Comment pouvait-on nourrir autant de gens ? L’une des particularités de ce "bassin" géologique est qu’il n’a ni cours d’eau ni source, ni même le réseau de rivières souterraines dont est dotée une partie du Yucatan. Comme à Calakmul, la cité maya plus récente édifiée à 40 km à vol d’oiseau de l’autre côté de la frontière, les fondateurs d’El Mirador avaient installé des citernes afin de recueillir l’eau de pluie. Richard Hansen doit employer les mêmes méthodes durant ses campagnes de fouilles, qui se déroulent toujours à la saison humide, malgré la chaleur et les moustiques. Le village le plus proche, Carmelita, est à deux journées de marche.

Depuis trente ans qu’il arpente les sentiers de la jungle, l’Américain a eu le temps d’élaborer une théorie : selon lui, le "moteur économique" d’El Mirador était la boue des marécages avec laquelle les paysans ont su fertiliser leurs champs, au lieu de brûler la forêt et de défricher sur un périmètre toujours plus large, épuisant le sol calcaire après quelques récoltes, comme l’ont fait d’autres cités. La cause principale de la perte d’El Mirador, dit Richard Hansen - il a conseillé le cinéaste Mel Gibson pour sa fiction controversée mais saisissante sur les Mayas, Apocalypto -, est que les dirigeants ont rompu un délicat équilibre écologique, "parce qu’ils se croyaient tout permis".
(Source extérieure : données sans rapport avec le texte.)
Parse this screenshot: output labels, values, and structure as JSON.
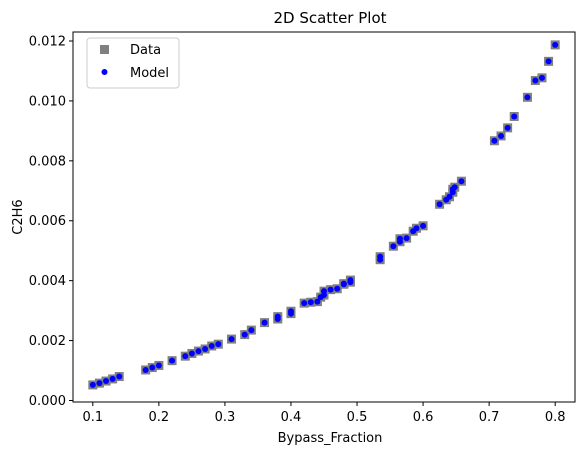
{
  "chart_data": {
    "type": "scatter",
    "title": "2D Scatter Plot",
    "xlabel": "Bypass_Fraction",
    "ylabel": "C2H6",
    "xlim": [
      0.07,
      0.83
    ],
    "ylim": [
      -5e-05,
      0.0123
    ],
    "x_ticks": [
      0.1,
      0.2,
      0.3,
      0.4,
      0.5,
      0.6,
      0.7,
      0.8
    ],
    "x_tick_labels": [
      "0.1",
      "0.2",
      "0.3",
      "0.4",
      "0.5",
      "0.6",
      "0.7",
      "0.8"
    ],
    "y_ticks": [
      0.0,
      0.002,
      0.004,
      0.006,
      0.008,
      0.01,
      0.012
    ],
    "y_tick_labels": [
      "0.000",
      "0.002",
      "0.004",
      "0.006",
      "0.008",
      "0.010",
      "0.012"
    ],
    "grid": false,
    "legend_position": "top-left",
    "series": [
      {
        "name": "Data",
        "marker": "square",
        "color": "#808080",
        "points": [
          [
            0.1,
            0.00052
          ],
          [
            0.11,
            0.00058
          ],
          [
            0.12,
            0.00065
          ],
          [
            0.13,
            0.00072
          ],
          [
            0.14,
            0.0008
          ],
          [
            0.18,
            0.00102
          ],
          [
            0.19,
            0.0011
          ],
          [
            0.2,
            0.00117
          ],
          [
            0.22,
            0.00133
          ],
          [
            0.24,
            0.00148
          ],
          [
            0.25,
            0.00157
          ],
          [
            0.26,
            0.00165
          ],
          [
            0.27,
            0.00172
          ],
          [
            0.28,
            0.00182
          ],
          [
            0.29,
            0.00188
          ],
          [
            0.31,
            0.00205
          ],
          [
            0.33,
            0.0022
          ],
          [
            0.34,
            0.00235
          ],
          [
            0.36,
            0.0026
          ],
          [
            0.38,
            0.00272
          ],
          [
            0.38,
            0.0028
          ],
          [
            0.4,
            0.0029
          ],
          [
            0.4,
            0.00298
          ],
          [
            0.42,
            0.00325
          ],
          [
            0.43,
            0.00328
          ],
          [
            0.44,
            0.0033
          ],
          [
            0.445,
            0.00345
          ],
          [
            0.45,
            0.00352
          ],
          [
            0.45,
            0.00365
          ],
          [
            0.46,
            0.0037
          ],
          [
            0.47,
            0.00373
          ],
          [
            0.48,
            0.00388
          ],
          [
            0.48,
            0.0039
          ],
          [
            0.49,
            0.00395
          ],
          [
            0.49,
            0.00402
          ],
          [
            0.535,
            0.0047
          ],
          [
            0.535,
            0.0048
          ],
          [
            0.555,
            0.00515
          ],
          [
            0.565,
            0.0053
          ],
          [
            0.565,
            0.0054
          ],
          [
            0.575,
            0.00542
          ],
          [
            0.585,
            0.00565
          ],
          [
            0.59,
            0.00575
          ],
          [
            0.6,
            0.00583
          ],
          [
            0.625,
            0.00655
          ],
          [
            0.635,
            0.0067
          ],
          [
            0.64,
            0.0068
          ],
          [
            0.645,
            0.00695
          ],
          [
            0.645,
            0.00705
          ],
          [
            0.648,
            0.00712
          ],
          [
            0.658,
            0.00732
          ],
          [
            0.708,
            0.00867
          ],
          [
            0.718,
            0.00883
          ],
          [
            0.728,
            0.0091
          ],
          [
            0.738,
            0.00948
          ],
          [
            0.758,
            0.01012
          ],
          [
            0.77,
            0.01068
          ],
          [
            0.78,
            0.01077
          ],
          [
            0.79,
            0.01132
          ],
          [
            0.8,
            0.01187
          ]
        ]
      },
      {
        "name": "Model",
        "marker": "circle",
        "color": "#0000ff",
        "points": [
          [
            0.1,
            0.00052
          ],
          [
            0.11,
            0.00058
          ],
          [
            0.12,
            0.00065
          ],
          [
            0.13,
            0.00072
          ],
          [
            0.14,
            0.0008
          ],
          [
            0.18,
            0.00102
          ],
          [
            0.19,
            0.0011
          ],
          [
            0.2,
            0.00117
          ],
          [
            0.22,
            0.00133
          ],
          [
            0.24,
            0.00148
          ],
          [
            0.25,
            0.00157
          ],
          [
            0.26,
            0.00165
          ],
          [
            0.27,
            0.00172
          ],
          [
            0.28,
            0.00182
          ],
          [
            0.29,
            0.00188
          ],
          [
            0.31,
            0.00205
          ],
          [
            0.33,
            0.0022
          ],
          [
            0.34,
            0.00235
          ],
          [
            0.36,
            0.0026
          ],
          [
            0.38,
            0.00272
          ],
          [
            0.38,
            0.0028
          ],
          [
            0.4,
            0.0029
          ],
          [
            0.4,
            0.00298
          ],
          [
            0.42,
            0.00325
          ],
          [
            0.43,
            0.00328
          ],
          [
            0.44,
            0.0033
          ],
          [
            0.445,
            0.00345
          ],
          [
            0.45,
            0.00352
          ],
          [
            0.45,
            0.00365
          ],
          [
            0.46,
            0.0037
          ],
          [
            0.47,
            0.00373
          ],
          [
            0.48,
            0.00388
          ],
          [
            0.48,
            0.0039
          ],
          [
            0.49,
            0.00395
          ],
          [
            0.49,
            0.00402
          ],
          [
            0.535,
            0.0047
          ],
          [
            0.535,
            0.0048
          ],
          [
            0.555,
            0.00515
          ],
          [
            0.565,
            0.0053
          ],
          [
            0.565,
            0.0054
          ],
          [
            0.575,
            0.00542
          ],
          [
            0.585,
            0.00565
          ],
          [
            0.59,
            0.00575
          ],
          [
            0.6,
            0.00583
          ],
          [
            0.625,
            0.00655
          ],
          [
            0.635,
            0.0067
          ],
          [
            0.64,
            0.0068
          ],
          [
            0.645,
            0.00695
          ],
          [
            0.645,
            0.00705
          ],
          [
            0.648,
            0.00712
          ],
          [
            0.658,
            0.00732
          ],
          [
            0.708,
            0.00867
          ],
          [
            0.718,
            0.00883
          ],
          [
            0.728,
            0.0091
          ],
          [
            0.738,
            0.00948
          ],
          [
            0.758,
            0.01012
          ],
          [
            0.77,
            0.01068
          ],
          [
            0.78,
            0.01077
          ],
          [
            0.79,
            0.01132
          ],
          [
            0.8,
            0.01187
          ]
        ]
      }
    ]
  }
}
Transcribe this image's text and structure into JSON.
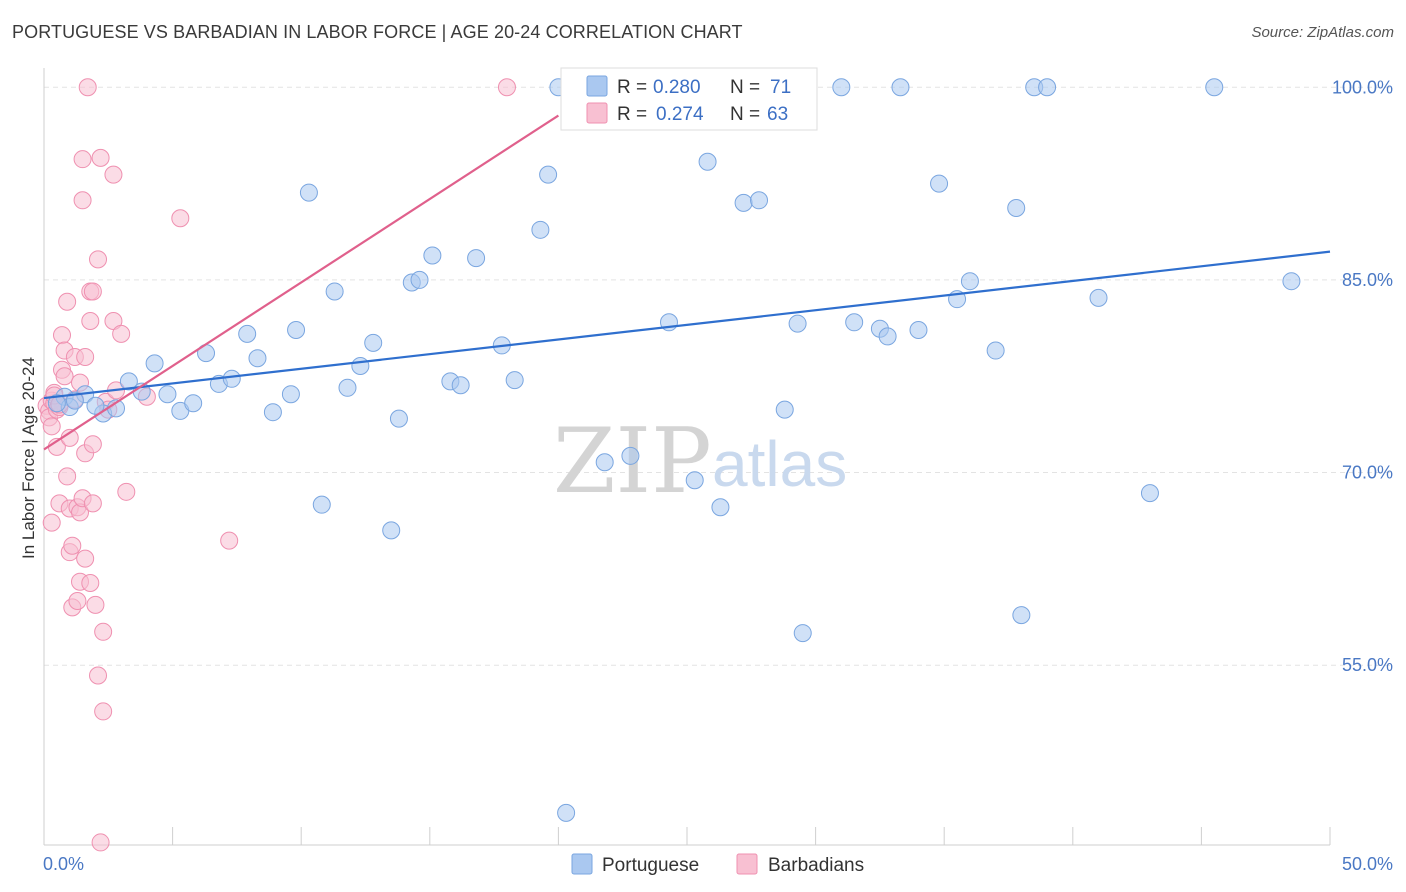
{
  "title": "PORTUGUESE VS BARBADIAN IN LABOR FORCE | AGE 20-24 CORRELATION CHART",
  "source": "Source: ZipAtlas.com",
  "watermark": {
    "zip": "ZIP",
    "atlas": "atlas"
  },
  "colors": {
    "portuguese_fill": "#aac8f0",
    "portuguese_stroke": "#7aa6e0",
    "portuguese_line": "#2f6fce",
    "barbadian_fill": "#f8c0d2",
    "barbadian_stroke": "#ef90b0",
    "barbadian_line": "#e0608c",
    "grid": "#e3e3e3",
    "axis_label": "#4a78c4"
  },
  "legend": {
    "r_label": "R =",
    "n_label": "N =",
    "portuguese": {
      "r": "0.280",
      "n": "71"
    },
    "barbadian": {
      "r": "0.274",
      "n": "63"
    }
  },
  "bottom_legend": [
    "Portuguese",
    "Barbadians"
  ],
  "chart_data": {
    "type": "scatter",
    "title": "PORTUGUESE VS BARBADIAN IN LABOR FORCE | AGE 20-24 CORRELATION CHART",
    "xlabel": "",
    "ylabel": "In Labor Force | Age 20-24",
    "xlim": [
      0,
      50
    ],
    "ylim": [
      41,
      101.5
    ],
    "x_tick_labels": {
      "left": "0.0%",
      "right": "50.0%"
    },
    "y_ticks": [
      {
        "value": 100,
        "label": "100.0%"
      },
      {
        "value": 85,
        "label": "85.0%"
      },
      {
        "value": 70,
        "label": "70.0%"
      },
      {
        "value": 55,
        "label": "55.0%"
      }
    ],
    "series": [
      {
        "name": "Portuguese",
        "r": 0.28,
        "n": 71,
        "trend": {
          "x": [
            0,
            50
          ],
          "y": [
            75.8,
            87.2
          ]
        },
        "points": [
          [
            0.8,
            75.9
          ],
          [
            1.0,
            75.1
          ],
          [
            1.6,
            76.1
          ],
          [
            2.3,
            74.6
          ],
          [
            2.8,
            75.0
          ],
          [
            3.3,
            77.1
          ],
          [
            3.8,
            76.3
          ],
          [
            4.3,
            78.5
          ],
          [
            4.8,
            76.1
          ],
          [
            5.3,
            74.8
          ],
          [
            5.8,
            75.4
          ],
          [
            6.3,
            79.3
          ],
          [
            6.8,
            76.9
          ],
          [
            7.3,
            77.3
          ],
          [
            7.9,
            80.8
          ],
          [
            8.3,
            78.9
          ],
          [
            8.9,
            74.7
          ],
          [
            9.6,
            76.1
          ],
          [
            9.8,
            81.1
          ],
          [
            10.3,
            91.8
          ],
          [
            10.8,
            67.5
          ],
          [
            11.3,
            84.1
          ],
          [
            11.8,
            76.6
          ],
          [
            12.3,
            78.3
          ],
          [
            12.8,
            80.1
          ],
          [
            13.5,
            65.5
          ],
          [
            13.8,
            74.2
          ],
          [
            14.3,
            84.8
          ],
          [
            14.6,
            85.0
          ],
          [
            15.1,
            86.9
          ],
          [
            15.8,
            77.1
          ],
          [
            16.2,
            76.8
          ],
          [
            16.8,
            86.7
          ],
          [
            17.8,
            79.9
          ],
          [
            18.3,
            77.2
          ],
          [
            19.3,
            88.9
          ],
          [
            19.6,
            93.2
          ],
          [
            20.0,
            100.0
          ],
          [
            20.3,
            43.5
          ],
          [
            21.8,
            70.8
          ],
          [
            22.8,
            71.3
          ],
          [
            24.3,
            81.7
          ],
          [
            25.3,
            69.4
          ],
          [
            25.8,
            94.2
          ],
          [
            26.3,
            67.3
          ],
          [
            27.2,
            91.0
          ],
          [
            27.8,
            91.2
          ],
          [
            28.8,
            74.9
          ],
          [
            29.3,
            81.6
          ],
          [
            29.5,
            57.5
          ],
          [
            31.0,
            100.0
          ],
          [
            31.5,
            81.7
          ],
          [
            32.5,
            81.2
          ],
          [
            32.8,
            80.6
          ],
          [
            33.3,
            100.0
          ],
          [
            34.0,
            81.1
          ],
          [
            34.8,
            92.5
          ],
          [
            35.5,
            83.5
          ],
          [
            36.0,
            84.9
          ],
          [
            37.0,
            79.5
          ],
          [
            37.8,
            90.6
          ],
          [
            38.0,
            58.9
          ],
          [
            38.5,
            100.0
          ],
          [
            39.0,
            100.0
          ],
          [
            41.0,
            83.6
          ],
          [
            43.0,
            68.4
          ],
          [
            45.5,
            100.0
          ],
          [
            48.5,
            84.9
          ],
          [
            1.2,
            75.6
          ],
          [
            0.5,
            75.4
          ],
          [
            2.0,
            75.2
          ]
        ]
      },
      {
        "name": "Barbadians",
        "r": 0.274,
        "n": 63,
        "trend": {
          "x": [
            0,
            20
          ],
          "y": [
            71.8,
            97.8
          ]
        },
        "points": [
          [
            0.1,
            75.2
          ],
          [
            0.2,
            74.8
          ],
          [
            0.2,
            74.3
          ],
          [
            0.3,
            75.6
          ],
          [
            0.3,
            73.6
          ],
          [
            0.4,
            75.4
          ],
          [
            0.4,
            76.2
          ],
          [
            0.5,
            74.9
          ],
          [
            0.5,
            72.0
          ],
          [
            0.6,
            75.1
          ],
          [
            0.6,
            67.6
          ],
          [
            0.7,
            80.7
          ],
          [
            0.7,
            78.0
          ],
          [
            0.8,
            77.5
          ],
          [
            0.8,
            79.5
          ],
          [
            0.9,
            83.3
          ],
          [
            0.9,
            69.7
          ],
          [
            1.0,
            72.7
          ],
          [
            1.0,
            63.8
          ],
          [
            1.0,
            67.2
          ],
          [
            1.1,
            64.3
          ],
          [
            1.1,
            59.5
          ],
          [
            1.2,
            75.7
          ],
          [
            1.2,
            79.0
          ],
          [
            1.3,
            67.3
          ],
          [
            1.3,
            60.0
          ],
          [
            1.4,
            66.9
          ],
          [
            1.4,
            61.5
          ],
          [
            1.4,
            77.0
          ],
          [
            1.5,
            91.2
          ],
          [
            1.5,
            94.4
          ],
          [
            1.6,
            79.0
          ],
          [
            1.6,
            71.5
          ],
          [
            1.6,
            63.3
          ],
          [
            1.7,
            100.0
          ],
          [
            1.8,
            84.1
          ],
          [
            1.8,
            81.8
          ],
          [
            1.8,
            61.4
          ],
          [
            1.9,
            72.2
          ],
          [
            1.9,
            84.1
          ],
          [
            2.0,
            59.7
          ],
          [
            2.1,
            86.6
          ],
          [
            2.1,
            54.2
          ],
          [
            2.2,
            41.2
          ],
          [
            2.2,
            94.5
          ],
          [
            2.3,
            51.4
          ],
          [
            2.3,
            57.6
          ],
          [
            2.4,
            75.5
          ],
          [
            2.5,
            74.9
          ],
          [
            2.7,
            93.2
          ],
          [
            2.7,
            81.8
          ],
          [
            2.8,
            76.4
          ],
          [
            3.0,
            80.8
          ],
          [
            3.2,
            68.5
          ],
          [
            4.0,
            75.9
          ],
          [
            5.3,
            89.8
          ],
          [
            7.2,
            64.7
          ],
          [
            18.0,
            100.0
          ],
          [
            0.3,
            66.1
          ],
          [
            0.4,
            76.0
          ],
          [
            0.6,
            75.3
          ],
          [
            1.5,
            68.0
          ],
          [
            1.9,
            67.6
          ]
        ]
      }
    ]
  }
}
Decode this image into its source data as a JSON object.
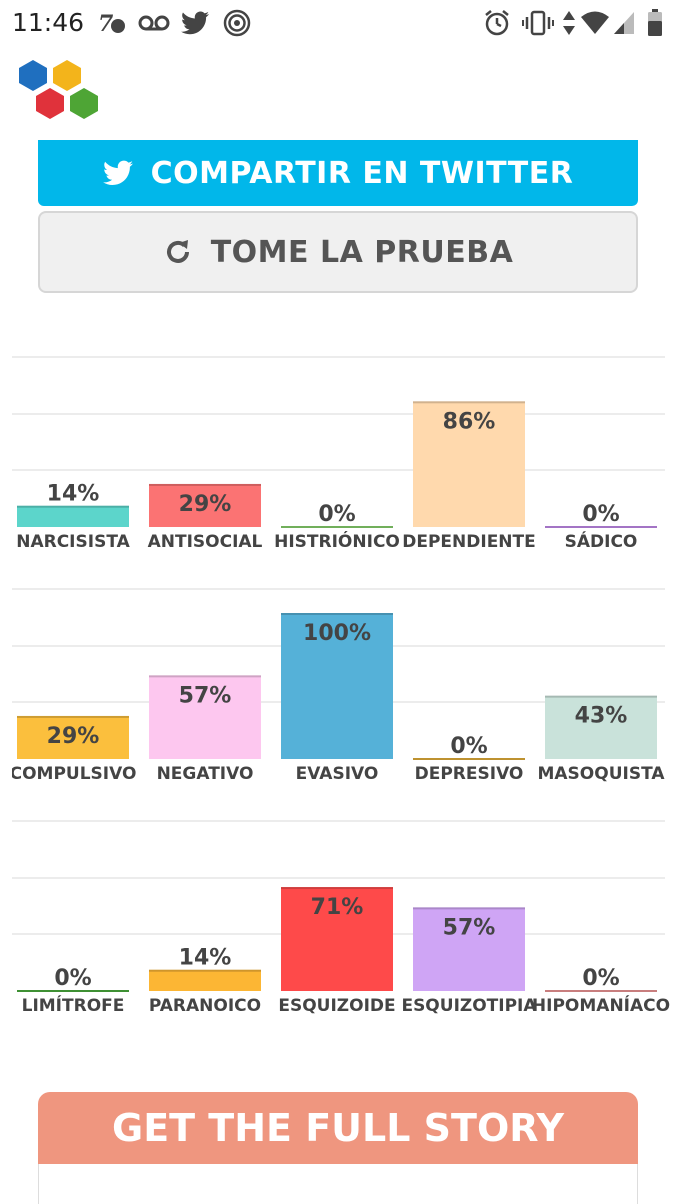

L’épaisseur des revêtements de stuc des monuments, peints en rouge avec de l’oxyde de fer, a été multipliée par quinze au cours des siècles. Pour produire cet élément décoratif, il fallait de grandes quantités de bois et de pierre à chaux. Les élites d’El Mirador ont sacrifié leur environnement à leurs rêves de magnificence : nous n’avons pas fini d’en tirer les leçons.